The increasing of Internet resources brings up the problem of information overload, quality enhancement, which means that people want to read the most interesting messages, and avoid having to read low-quality or uninteresting messages. Web filtering is the activity of classifying a stream of incoming web pages dispatched in an asynchronous way by an information producer to an information consumer (Belkin & Croft 1992), which helps people find the most interesting and valuable information and saves Internet users from drowned in information flood.
Recent years, the machine learning (ML) paradigm, instead of knowledge engineering and domain experts, becomes more popular in solving the problem because of its automatically-learning and relativity-analysis abilities. The typical procedure of applying machine learning algorithm to web filtering can be described as follows: a general inductive process automatically builds a web pages filter by learning from a set of pre-assigned pages, namely the characteristics of different categories of user interest, and this filter to decided whether the web pages is in accord with the user interest.
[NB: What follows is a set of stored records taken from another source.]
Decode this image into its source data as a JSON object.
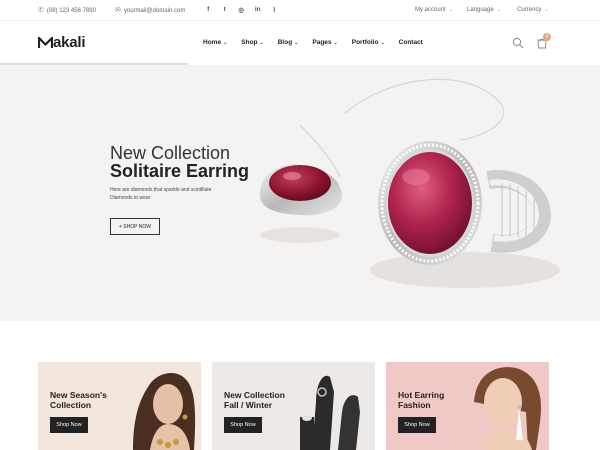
{
  "topbar": {
    "phone": "(08) 123 456 7890",
    "email": "yourmail@domain.com",
    "social_icons": [
      "facebook-icon",
      "twitter-icon",
      "instagram-icon",
      "linkedin-icon",
      "rss-icon"
    ],
    "social_glyphs": [
      "f",
      "t",
      "◎",
      "in",
      "⌇"
    ],
    "account": "My account",
    "language": "Language",
    "currency": "Currency"
  },
  "header": {
    "logo": "akali",
    "nav": [
      "Home",
      "Shop",
      "Blog",
      "Pages",
      "Portfolio",
      "Contact"
    ],
    "cart_count": "0"
  },
  "hero": {
    "title_line1": "New Collection",
    "title_line2": "Solitaire Earring",
    "description": "Here are diamonds that sparkle and scintillate Diamonds to wear",
    "button": "+ SHOP NOW"
  },
  "banners": [
    {
      "title_line1": "New Season's",
      "title_line2": "Collection",
      "button": "Shop Now"
    },
    {
      "title_line1": "New Collection",
      "title_line2": "Fall / Winter",
      "button": "Shop Now"
    },
    {
      "title_line1": "Hot Earring",
      "title_line2": "Fashion",
      "button": "Shop Now"
    }
  ],
  "colors": {
    "accent": "#e0a58c",
    "hero_bg": "#f5f3f1",
    "ruby": "#b0244d"
  }
}
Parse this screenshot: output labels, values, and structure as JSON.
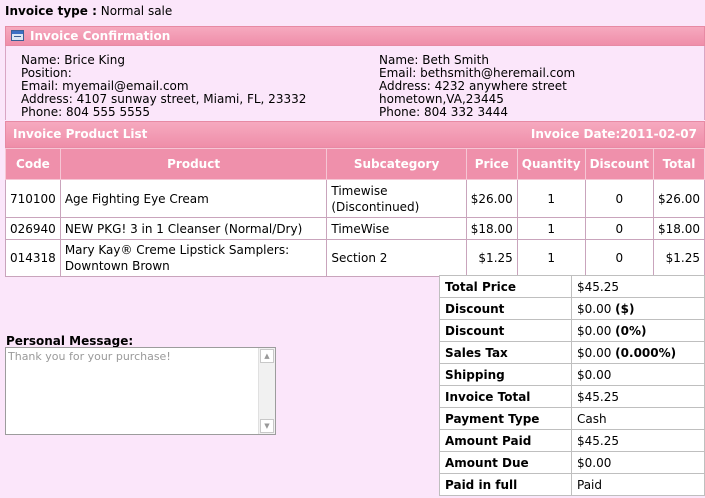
{
  "invoice_type": {
    "label": "Invoice type :",
    "value": "Normal sale"
  },
  "confirmation": {
    "title": "Invoice Confirmation",
    "icon": "window-icon",
    "left": [
      "Name: Brice King",
      "Position:",
      "Email: myemail@email.com",
      "Address: 4107 sunway street, Miami, FL, 23332",
      "Phone: 804 555 5555"
    ],
    "right": [
      "Name: Beth Smith",
      "Email: bethsmith@heremail.com",
      "Address: 4232 anywhere street",
      "hometown,VA,23445",
      "Phone: 804 332 3444"
    ]
  },
  "product_list": {
    "title": "Invoice Product List",
    "invoice_date": "Invoice Date:2011-02-07",
    "headers": [
      "Code",
      "Product",
      "Subcategory",
      "Price",
      "Quantity",
      "Discount",
      "Total"
    ],
    "rows": [
      {
        "code": "710100",
        "product": "Age Fighting Eye Cream",
        "subcategory": "Timewise (Discontinued)",
        "price": "$26.00",
        "quantity": "1",
        "discount": "0",
        "total": "$26.00"
      },
      {
        "code": "026940",
        "product": "NEW PKG! 3 in 1 Cleanser (Normal/Dry)",
        "subcategory": "TimeWise",
        "price": "$18.00",
        "quantity": "1",
        "discount": "0",
        "total": "$18.00"
      },
      {
        "code": "014318",
        "product": "Mary Kay® Creme Lipstick Samplers: Downtown Brown",
        "subcategory": "Section 2",
        "price": "$1.25",
        "quantity": "1",
        "discount": "0",
        "total": "$1.25"
      }
    ]
  },
  "personal_message": {
    "label": "Personal Message:",
    "placeholder": "Thank you for your purchase!"
  },
  "totals": [
    {
      "label": "Total Price",
      "value": "$45.25",
      "extra": ""
    },
    {
      "label": "Discount",
      "value": "$0.00 ",
      "extra": "($)"
    },
    {
      "label": "Discount",
      "value": "$0.00 ",
      "extra": "(0%)"
    },
    {
      "label": "Sales Tax",
      "value": "$0.00 ",
      "extra": "(0.000%)"
    },
    {
      "label": "Shipping",
      "value": "$0.00",
      "extra": ""
    },
    {
      "label": "Invoice Total",
      "value": "$45.25",
      "extra": ""
    },
    {
      "label": "Payment Type",
      "value": "Cash",
      "extra": ""
    },
    {
      "label": "Amount Paid",
      "value": "$45.25",
      "extra": ""
    },
    {
      "label": "Amount Due",
      "value": "$0.00",
      "extra": ""
    },
    {
      "label": "Paid in full",
      "value": "Paid",
      "extra": ""
    }
  ]
}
The accurate description of the user interest is the critical precondition of web filtering and the precision and recall ability of the page filter is the main problem of web filtering. Practically, different web filtering task stands for different user interest. For example, for the task of searching engine, all the web pages with the key words are of the user interest. For the task of harmful information filtering, only the web pages with the user-specified orientation should be selected for the user, though quite a lot more of web
Pages may be relative to the user interest. Thus, for different filtering tasks which imply different user interest, the filtering result sets are of different size and all these results sets are subsets of the relative web pages set. The web filtering results are divided into three categories: relative pages, similar pages and homologous pages, each of which is correspondent with a kind of user interest.
To achieve more precisely the filtering result, the inductive process is improved so that it can get better precision and recall ability according to the user interest. The improved machine learning algorithm in this paper is based on the Support Vector Machine (SVM) algorithm because that of all the generic machine learning algorithms (Division Tree, Rule Induction, Bayesian algorithm and SVM),SVM algorithm has shown to be superior to other machine learning algorithm with the solid foundation of Statistical Learning Theory(SLT).
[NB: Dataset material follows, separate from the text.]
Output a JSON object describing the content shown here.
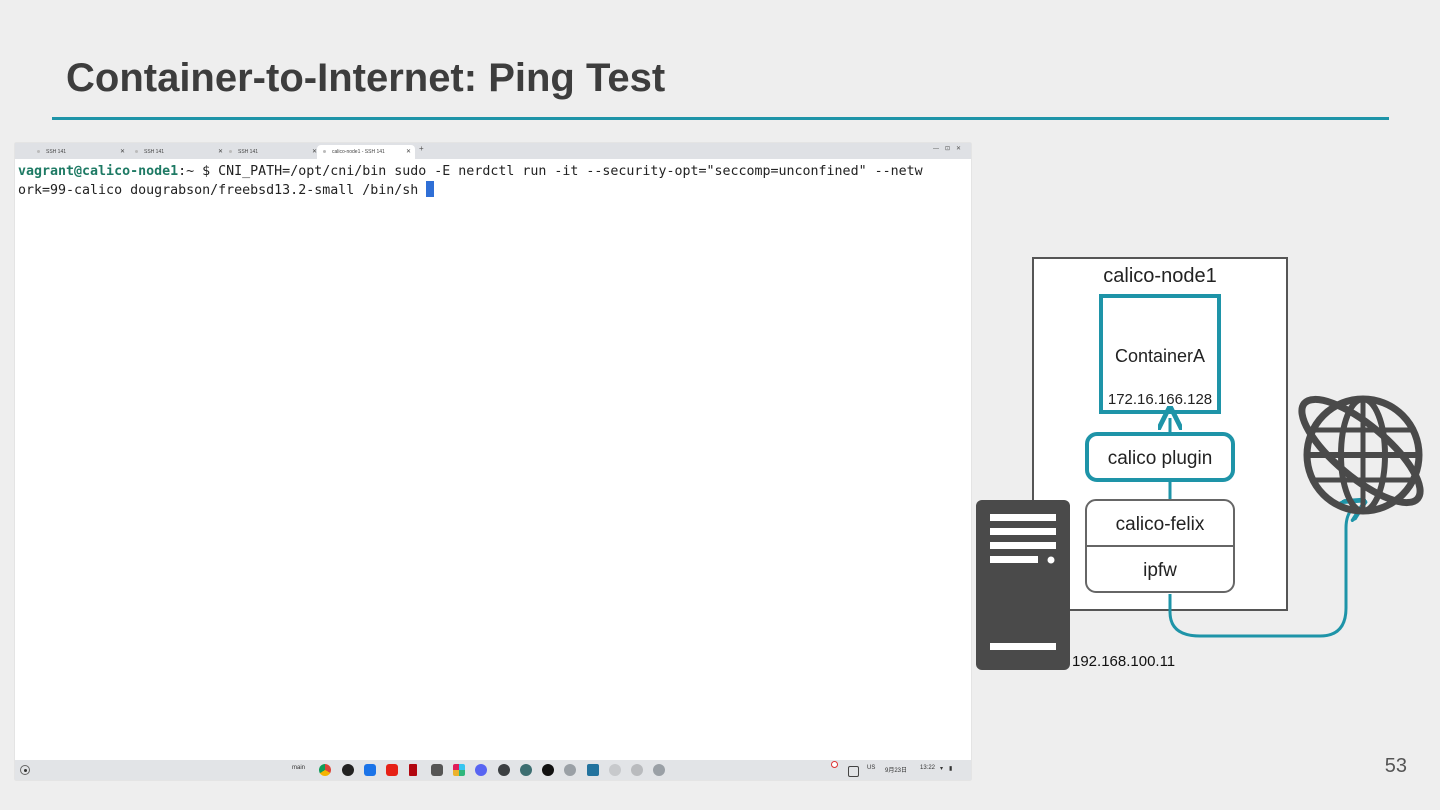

The improved algorithm is called Biased Support Vector Machine(BSVM), which imports a stimulant function, uses training examples distribution n+/n_ and a user adaptable parameter k to deal imbalancedly different classes of the pre-assigned pages so as to adjust the filtering result to be best fit for the user interest. Biased Support Vector Machine for Web Filtering A detail analysis of the user interest and filtering result. Analysis of User Interest In practical web filtering applications, the web pages set related to user interest is considerable large.
But the users may be interested in only several homologous pages or all the related ones based on the difference of page subjects, writer’s viewpoints and expression orientations. So researchers can divide web filtering tasks into three levels according to the user interest. Firstly, Relativity-filter, the filtering result contains all the web pages with the same key phrases or key sentences. These web pages express the same subject, but may be not consistent in viewpoint or orientation.
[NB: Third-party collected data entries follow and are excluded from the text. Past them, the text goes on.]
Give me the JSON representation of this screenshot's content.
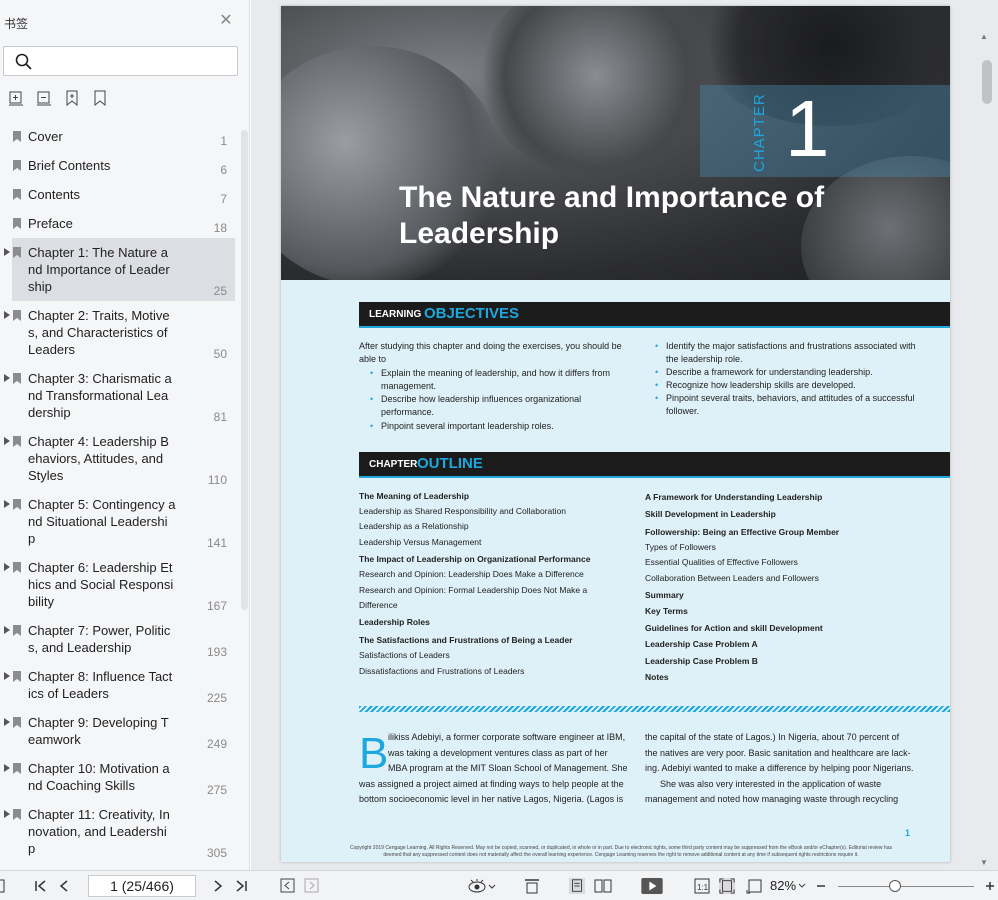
{
  "sidebar": {
    "title": "书签",
    "search": {
      "placeholder": "",
      "value": ""
    },
    "tools": [
      "expand-all-icon",
      "collapse-all-icon",
      "add-bookmark-icon",
      "bookmark-icon"
    ],
    "bookmarks": [
      {
        "label": "Cover",
        "page": "1",
        "expandable": false
      },
      {
        "label": "Brief Contents",
        "page": "6",
        "expandable": false
      },
      {
        "label": "Contents",
        "page": "7",
        "expandable": false
      },
      {
        "label": "Preface",
        "page": "18",
        "expandable": false
      },
      {
        "label": "Chapter 1: The Nature a\nnd Importance of Leader\nship",
        "page": "25",
        "expandable": true,
        "selected": true
      },
      {
        "label": "Chapter 2: Traits, Motive\ns, and Characteristics of\nLeaders",
        "page": "50",
        "expandable": true
      },
      {
        "label": "Chapter 3: Charismatic a\nnd Transformational Lea\ndership",
        "page": "81",
        "expandable": true
      },
      {
        "label": "Chapter 4: Leadership B\nehaviors, Attitudes, and\nStyles",
        "page": "110",
        "expandable": true
      },
      {
        "label": "Chapter 5: Contingency a\nnd Situational Leadershi\np",
        "page": "141",
        "expandable": true
      },
      {
        "label": "Chapter 6: Leadership Et\nhics and Social Responsi\nbility",
        "page": "167",
        "expandable": true
      },
      {
        "label": "Chapter 7: Power, Politic\ns, and Leadership",
        "page": "193",
        "expandable": true
      },
      {
        "label": "Chapter 8: Influence Tact\nics of Leaders",
        "page": "225",
        "expandable": true
      },
      {
        "label": "Chapter 9: Developing T\neamwork",
        "page": "249",
        "expandable": true
      },
      {
        "label": "Chapter 10: Motivation a\nnd Coaching Skills",
        "page": "275",
        "expandable": true
      },
      {
        "label": "Chapter 11: Creativity, In\nnovation, and Leadershi\np",
        "page": "305",
        "expandable": true
      }
    ]
  },
  "document": {
    "chapter_word": "CHAPTER",
    "chapter_number": "1",
    "title": "The Nature and Importance of Leadership",
    "objectives": {
      "label_small": "LEARNING",
      "label_big": "OBJECTIVES",
      "intro": "After studying this chapter and doing the exercises, you should be able to",
      "left_items": [
        "Explain the meaning of leadership, and how it differs from management.",
        "Describe how leadership influences organizational performance.",
        "Pinpoint several important leadership roles."
      ],
      "right_items": [
        "Identify the major satisfactions and frustrations associated with the leadership role.",
        "Describe a framework for understanding leadership.",
        "Recognize how leadership skills are developed.",
        "Pinpoint several traits, behaviors, and attitudes of a successful follower."
      ]
    },
    "outline": {
      "label_small": "CHAPTER",
      "label_big": "OUTLINE",
      "left": [
        {
          "text": "The Meaning of Leadership",
          "h": true
        },
        {
          "text": "Leadership as Shared Responsibility and Collaboration",
          "h": false
        },
        {
          "text": "Leadership as a Relationship",
          "h": false
        },
        {
          "text": "Leadership Versus Management",
          "h": false
        },
        {
          "text": "The Impact of Leadership on Organizational Performance",
          "h": true
        },
        {
          "text": "Research and Opinion: Leadership Does Make a Difference",
          "h": false
        },
        {
          "text": "Research and Opinion: Formal Leadership Does Not Make a",
          "h": false
        },
        {
          "text": "Difference",
          "h": false
        },
        {
          "text": "Leadership Roles",
          "h": true
        },
        {
          "text": "The Satisfactions and Frustrations of Being a Leader",
          "h": true
        },
        {
          "text": "Satisfactions of Leaders",
          "h": false
        },
        {
          "text": "Dissatisfactions and Frustrations of Leaders",
          "h": false
        }
      ],
      "right": [
        {
          "text": "A Framework for Understanding Leadership",
          "h": true
        },
        {
          "text": "Skill Development in Leadership",
          "h": true
        },
        {
          "text": "Followership: Being an Effective Group Member",
          "h": true
        },
        {
          "text": "Types of Followers",
          "h": false
        },
        {
          "text": "Essential Qualities of Effective Followers",
          "h": false
        },
        {
          "text": "Collaboration Between Leaders and Followers",
          "h": false
        },
        {
          "text": "Summary",
          "h": true
        },
        {
          "text": "Key Terms",
          "h": true
        },
        {
          "text": "Guidelines for Action and skill Development",
          "h": true
        },
        {
          "text": "Leadership Case Problem A",
          "h": true
        },
        {
          "text": "Leadership Case Problem B",
          "h": true
        },
        {
          "text": "Notes",
          "h": true
        }
      ]
    },
    "body": {
      "dropcap": "B",
      "left_lines": [
        "ilikiss Adebiyi, a former corporate software engineer at IBM,",
        "was taking a development ventures class as part of her",
        "MBA program at the MIT Sloan School of Management. She",
        "was assigned a project aimed at finding ways to help people at the",
        "bottom socioeconomic level in her native Lagos, Nigeria. (Lagos is"
      ],
      "right_lines": [
        "the capital of the state of Lagos.) In Nigeria, about 70 percent of",
        "the natives are very poor. Basic sanitation and healthcare are lack-",
        "ing. Adebiyi wanted to make a difference by helping poor Nigerians.",
        "      She was also very interested in the application of waste",
        "management and noted how managing waste through recycling"
      ]
    },
    "page_number": "1",
    "copyright": "Copyright 2019 Cengage Learning. All Rights Reserved. May not be copied, scanned, or duplicated, in whole or in part. Due to electronic rights, some third party content may be suppressed from the eBook and/or eChapter(s). Editorial review has deemed that any suppressed content does not materially affect the overall learning experience. Cengage Learning reserves the right to remove additional content at any time if subsequent rights restrictions require it."
  },
  "toolbar": {
    "page_indicator": "1 (25/466)",
    "zoom": "82%",
    "zoom_level": 0.42
  },
  "colors": {
    "accent": "#1ea7dc",
    "page_bg": "#dff1f8",
    "sidebar_bg": "#f5f6f8",
    "selected_bg": "#dcdee3"
  }
}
Typical applications of relativity-filtering include erotic web pages filtering and hot topic tracing which expect to collect all the web pages related to the topic, regardless of approval or not. Secondly, Similarity-filter, the filtering result contains all the web pages that hold the same subject, viewpoint and orientation with the user. Typical applications of similarity-filtering include filtering of web pages on racialism or splittism. The similarity-filtering is more strict than relativity-filtering as not only key words or sentences but also orientation is taken into consideration.
Lastly, homology-filter the filtering result contains only the web pages with quite a lot of same sentences or paragraphs. The filtering results are almost the same as the user interest, and always this is because that the articles from the official or authoritative website are redistributed by other websites with little modification. An example of homology-filtering is counting which article is the most reprinted one on the Bulletin Board Systems. On the other hand, with the proliferation of harmful Internet content such as pornography, violence, hate messages and objectionable content, effective content-filtering systems are essential.
At present, according to Lee, Hui, and Fong, there are four content-filtering approaches: Platform for Internet Content Selection (PICS), URL blocking, keyword filtering, and intelligent content analysis (2002: 48-57). PIC is a voluntary self-labeling system. Each Web content publisher is totally responsible for rating the content, so that is very difficult for all Web content’s publisher to filter Web pages according to the embedded PICS rating labels. URL blocking technique restricts or allows access by comparing the requested Web page’s URL.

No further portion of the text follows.